As my noble friend Lady Smith of Malvern said, legal migration is people who come to university, who come to create jobs and who bring skills to this country. We need that managed migration, and to ensure that illegal migration is cracked down on. That is the objective of the Government: to ensure that we have a sensible net migration target that we can control, at the same time as making sure that illegal migration and the criminal gangs that exploit people are tackled. This will be a difficult process—nobody said it is easy—but border control and border command have focused us on doing that. We will take action to ensure that we use migration for the benefit of the UK economy.
(9 months, 3 weeks ago)
Lords ChamberMy Lords, I will speak very briefly about one issue that has not been covered in our debate so far—or, as far as I know, in this House for many years. I put it to your Lordships that our country now faces its most serious challenge for nearly a century, yet nobody seems to be willing to discuss it. I refer to the sheer scale of current immigration and its implications for the future scale and nature of our society.

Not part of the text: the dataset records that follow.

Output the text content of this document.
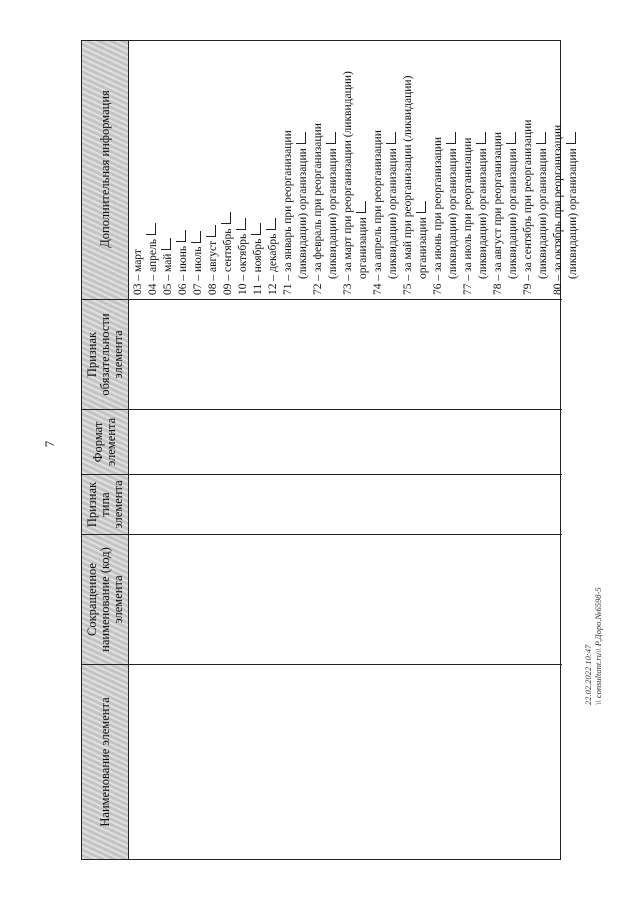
7
22.02.2022 10:47 \\ consultant.ru\\ Р.Доро.№6598-5
Наименование элемента
Сокращенное наименование (код) элемента
Признак типа элемента
Формат элемента
Признак обязательности элемента
Дополнительная информация
03 – март 04 – апрель 05 – май 06 – июнь 07 – июль 08 – август 09 – сентябрь 10 – октябрь 11 – ноябрь 12 – декабрь 71 – за январь при реорганизации (ликвидации) организации 72 – за февраль при реорганизации (ликвидации) организации 73 – за март при реорганизации (ликвидации) организации 74 – за апрель при реорганизации (ликвидации) организации 75 – за май при реорганизации (ликвидации) организации 76 – за июнь при реорганизации (ликвидации) организации 77 – за июль при реорганизации (ликвидации) организации 78 – за август при реорганизации (ликвидации) организации 79 – за сентябрь при реорганизации (ликвидации) организации 80 – за октябрь при реорганизации (ликвидации) организации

Over the past 20 years, the UK population has grown by 8 million. That is roughly eight times the population of Birmingham. Some 85% of that growth has been due to the arrival of migrants and their subsequent children. As a result, the ethnic proportion of our population is now already 21%. Recent Conservative manifestos for 2010, 2015 and 2017 all promised to get net migration down to tens of thousands. In 2019, the manifesto promised that
“overall numbers will come down”.
What actually happened? Despite all those commitments, we now face by far the highest levels of net migration in modern history. The total for the last two calendar years taken together was nearly 1.5 million. That outcome is no accident. It results from specific decisions by the previous Government to cave in to pressure groups such as universities and the care sector. That is the result, and it has not yet been tackled.
The response of the new Labour Government has so far been non-committal. There are no serious measures to reduce net migration and no targets have been set. Instead, Labour has focused on asylum, which accounts for less than one 1/10th of the overall net inflow. Even if Labour was able to achieve a reduction in net migration, let us say to 350,000 a year—about a third of the present level—the population of the UK would increase by 9 million by the mid-2040s. That is roughly the population of London. The impact on housing and public services will be immense.
The social aspects are no less important. Unless the new Government get a firm grip on immigration, it is likely that children born today to an indigenous British couple will find themselves in a minority in our country by the time they reach their late 40s. Yes: a minority in their own country.
Change on such a scale, and against the oft-repeated wishes of the current majority, carries very serious risks for the future stability and cohesion of our society. It is now time for some courageous leadership from our new Government, including a clear commitment to get net migration down as close as possible to 100,000 a year. That is a goal which, as we know from surveys, 80% of the public would favour, including, as the Government must know, many of their own supporters. Action on this barely even addressed matter is essential if really serious difficulties are to be avoided in the future.